In blind tests pitting DeepL Translator against the competition, translators preferred DeepL’s results by a factor of 3:1. Academic tests bear this out, as well. Within the field of machine translation, the gold standard for measuring system performance is the bilingual evaluation understudy (BLEU) score, which compares machine-translated texts with those produced by a translator. DeepL Translator achieves record BLEU scores.*
We have achieved several significant improvements in neural network architecture,” says Gereon Frahling, the company’s founder and CEO. “By arranging the neurons and their connections differently, we have enabled our networks to map natural language more comprehensively than any other neural network to date. DeepL’s ambitions are not limited to translation. Our neural networks have developed a level of text understanding that opens several exciting possibilities.”
DeepL’s revolutionary neural architecture runs on a supercomputer in Iceland, capable of 5.1 petaFLOPS, enough power to translate a million words in under a second. “Due to the abundance of renewable energy, we can train our neural networks very cost-efficiently in Iceland. We will continue to invest in high-performance hardware,” explains CTO Jaroslaw Kutylowski.
The supercomputer is used to train neural translation networks on a huge collection of multilingual texts.
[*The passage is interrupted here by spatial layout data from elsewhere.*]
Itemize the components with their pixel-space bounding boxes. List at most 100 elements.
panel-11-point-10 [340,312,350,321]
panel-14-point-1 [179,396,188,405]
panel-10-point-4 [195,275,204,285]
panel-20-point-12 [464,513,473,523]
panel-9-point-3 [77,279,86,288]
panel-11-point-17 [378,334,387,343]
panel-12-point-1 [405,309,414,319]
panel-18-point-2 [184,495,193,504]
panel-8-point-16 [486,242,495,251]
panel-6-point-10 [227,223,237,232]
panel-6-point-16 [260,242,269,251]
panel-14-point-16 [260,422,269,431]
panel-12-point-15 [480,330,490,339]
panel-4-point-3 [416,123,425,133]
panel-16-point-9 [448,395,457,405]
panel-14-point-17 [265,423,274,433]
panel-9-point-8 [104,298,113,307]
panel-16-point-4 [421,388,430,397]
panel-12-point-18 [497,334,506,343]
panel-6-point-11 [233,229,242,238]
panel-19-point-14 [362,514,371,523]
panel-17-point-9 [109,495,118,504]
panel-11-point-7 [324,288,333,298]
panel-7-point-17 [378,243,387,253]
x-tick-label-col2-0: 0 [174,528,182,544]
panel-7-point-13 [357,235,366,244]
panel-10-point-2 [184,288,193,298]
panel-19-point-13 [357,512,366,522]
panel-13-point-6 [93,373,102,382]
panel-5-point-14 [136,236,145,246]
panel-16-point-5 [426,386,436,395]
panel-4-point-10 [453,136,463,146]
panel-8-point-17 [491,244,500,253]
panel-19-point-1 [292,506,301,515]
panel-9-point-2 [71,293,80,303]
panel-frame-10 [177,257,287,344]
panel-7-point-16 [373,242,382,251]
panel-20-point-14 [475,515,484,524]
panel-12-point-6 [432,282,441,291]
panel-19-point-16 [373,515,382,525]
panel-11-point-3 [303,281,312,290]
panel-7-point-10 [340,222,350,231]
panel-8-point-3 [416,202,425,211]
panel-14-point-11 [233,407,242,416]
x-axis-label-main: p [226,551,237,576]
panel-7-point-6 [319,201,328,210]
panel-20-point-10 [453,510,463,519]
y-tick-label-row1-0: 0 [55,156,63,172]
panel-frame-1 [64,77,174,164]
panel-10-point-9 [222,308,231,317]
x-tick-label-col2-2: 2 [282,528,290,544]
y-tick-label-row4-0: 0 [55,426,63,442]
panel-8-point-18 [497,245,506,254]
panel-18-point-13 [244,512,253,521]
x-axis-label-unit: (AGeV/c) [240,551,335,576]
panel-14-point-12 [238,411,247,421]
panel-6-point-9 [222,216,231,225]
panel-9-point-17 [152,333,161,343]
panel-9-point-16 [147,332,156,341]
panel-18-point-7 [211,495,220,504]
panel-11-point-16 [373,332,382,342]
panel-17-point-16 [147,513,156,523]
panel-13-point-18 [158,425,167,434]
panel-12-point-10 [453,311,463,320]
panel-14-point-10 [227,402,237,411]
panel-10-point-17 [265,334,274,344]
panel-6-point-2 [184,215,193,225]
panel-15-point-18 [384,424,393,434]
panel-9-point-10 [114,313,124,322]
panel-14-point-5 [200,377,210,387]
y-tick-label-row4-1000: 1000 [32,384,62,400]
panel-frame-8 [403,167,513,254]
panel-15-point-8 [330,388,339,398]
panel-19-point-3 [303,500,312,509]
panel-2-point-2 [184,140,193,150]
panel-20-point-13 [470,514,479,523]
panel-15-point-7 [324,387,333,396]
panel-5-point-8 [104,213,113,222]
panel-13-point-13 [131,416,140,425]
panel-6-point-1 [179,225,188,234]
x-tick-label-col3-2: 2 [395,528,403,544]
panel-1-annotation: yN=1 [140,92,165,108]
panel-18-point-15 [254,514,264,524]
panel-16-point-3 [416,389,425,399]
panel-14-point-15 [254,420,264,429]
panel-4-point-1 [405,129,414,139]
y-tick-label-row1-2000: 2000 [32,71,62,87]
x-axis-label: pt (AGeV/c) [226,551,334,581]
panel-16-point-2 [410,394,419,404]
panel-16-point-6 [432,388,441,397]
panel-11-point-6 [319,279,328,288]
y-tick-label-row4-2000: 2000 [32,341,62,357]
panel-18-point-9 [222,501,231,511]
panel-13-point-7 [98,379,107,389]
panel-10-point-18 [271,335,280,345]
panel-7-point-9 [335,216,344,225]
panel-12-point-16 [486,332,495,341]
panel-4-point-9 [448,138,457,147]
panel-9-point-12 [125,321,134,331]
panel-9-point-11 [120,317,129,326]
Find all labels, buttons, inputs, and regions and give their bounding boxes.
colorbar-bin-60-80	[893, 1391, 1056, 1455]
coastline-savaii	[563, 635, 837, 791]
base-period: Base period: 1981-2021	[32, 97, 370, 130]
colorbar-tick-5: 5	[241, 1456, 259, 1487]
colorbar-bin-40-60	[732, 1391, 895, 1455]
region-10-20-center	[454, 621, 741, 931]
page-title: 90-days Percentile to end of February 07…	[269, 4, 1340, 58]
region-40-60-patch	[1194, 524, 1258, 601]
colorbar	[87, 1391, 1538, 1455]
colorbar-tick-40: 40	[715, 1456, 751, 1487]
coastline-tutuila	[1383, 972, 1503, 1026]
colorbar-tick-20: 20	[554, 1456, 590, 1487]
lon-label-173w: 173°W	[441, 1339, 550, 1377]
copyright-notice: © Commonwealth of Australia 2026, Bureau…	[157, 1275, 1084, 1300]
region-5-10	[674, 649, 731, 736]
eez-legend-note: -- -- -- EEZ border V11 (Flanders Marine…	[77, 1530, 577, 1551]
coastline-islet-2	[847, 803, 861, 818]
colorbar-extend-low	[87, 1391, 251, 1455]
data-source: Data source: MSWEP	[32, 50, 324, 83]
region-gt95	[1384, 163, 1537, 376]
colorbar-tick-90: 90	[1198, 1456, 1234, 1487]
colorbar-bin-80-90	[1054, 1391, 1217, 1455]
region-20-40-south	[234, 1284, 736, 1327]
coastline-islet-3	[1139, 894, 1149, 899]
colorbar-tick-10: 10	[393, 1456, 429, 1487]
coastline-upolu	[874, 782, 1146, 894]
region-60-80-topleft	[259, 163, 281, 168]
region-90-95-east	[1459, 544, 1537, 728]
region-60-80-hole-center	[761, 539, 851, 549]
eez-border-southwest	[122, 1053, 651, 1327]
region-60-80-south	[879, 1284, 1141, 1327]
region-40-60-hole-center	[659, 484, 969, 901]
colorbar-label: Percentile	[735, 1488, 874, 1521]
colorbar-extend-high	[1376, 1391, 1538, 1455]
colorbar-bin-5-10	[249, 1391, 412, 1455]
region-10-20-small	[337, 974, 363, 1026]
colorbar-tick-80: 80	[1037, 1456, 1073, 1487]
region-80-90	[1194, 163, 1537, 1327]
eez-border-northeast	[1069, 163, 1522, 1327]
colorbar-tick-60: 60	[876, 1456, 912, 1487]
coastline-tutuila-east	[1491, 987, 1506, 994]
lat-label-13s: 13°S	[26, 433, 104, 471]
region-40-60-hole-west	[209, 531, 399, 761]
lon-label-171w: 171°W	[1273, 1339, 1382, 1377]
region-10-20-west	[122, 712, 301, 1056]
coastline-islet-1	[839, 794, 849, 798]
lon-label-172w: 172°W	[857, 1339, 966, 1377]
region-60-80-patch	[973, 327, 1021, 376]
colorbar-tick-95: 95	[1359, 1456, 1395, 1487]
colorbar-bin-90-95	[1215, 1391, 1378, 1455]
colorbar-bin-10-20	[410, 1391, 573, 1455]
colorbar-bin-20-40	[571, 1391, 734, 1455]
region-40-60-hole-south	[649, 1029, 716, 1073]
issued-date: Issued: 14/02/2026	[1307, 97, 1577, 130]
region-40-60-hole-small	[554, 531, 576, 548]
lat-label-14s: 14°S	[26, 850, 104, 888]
Here, DeepL can draw on the success of its first product, Linguee, the world’s largest translation search engine. Over the past decade, DeepL has gathered over a billion high-quality translated texts, the finest possible training material for a neural translation network.
DeepL Translator currently supports 42 language combinations between English, German, French, Spanish, Italian, Polish, and Dutch. The neural networks are already training to master more languages like Mandarin, Japanese, and Russian. DeepL also intends to release an API in the coming months, allowing its superior translations to enhance other products such as digital assistants, dictionaries, language learning apps, and professional translation programs.
*The previous record on the widely-used WMT 2014 newstest set for English-German was 28.4, achieved by the Google research department. On the same set, DeepL’s public translation service obtains a BLEU score of 31.1. For the 2014 newstest set for English-French, DeepL Translator achieves a BLEU score of 44.7, besting the previous record by more than 3 points.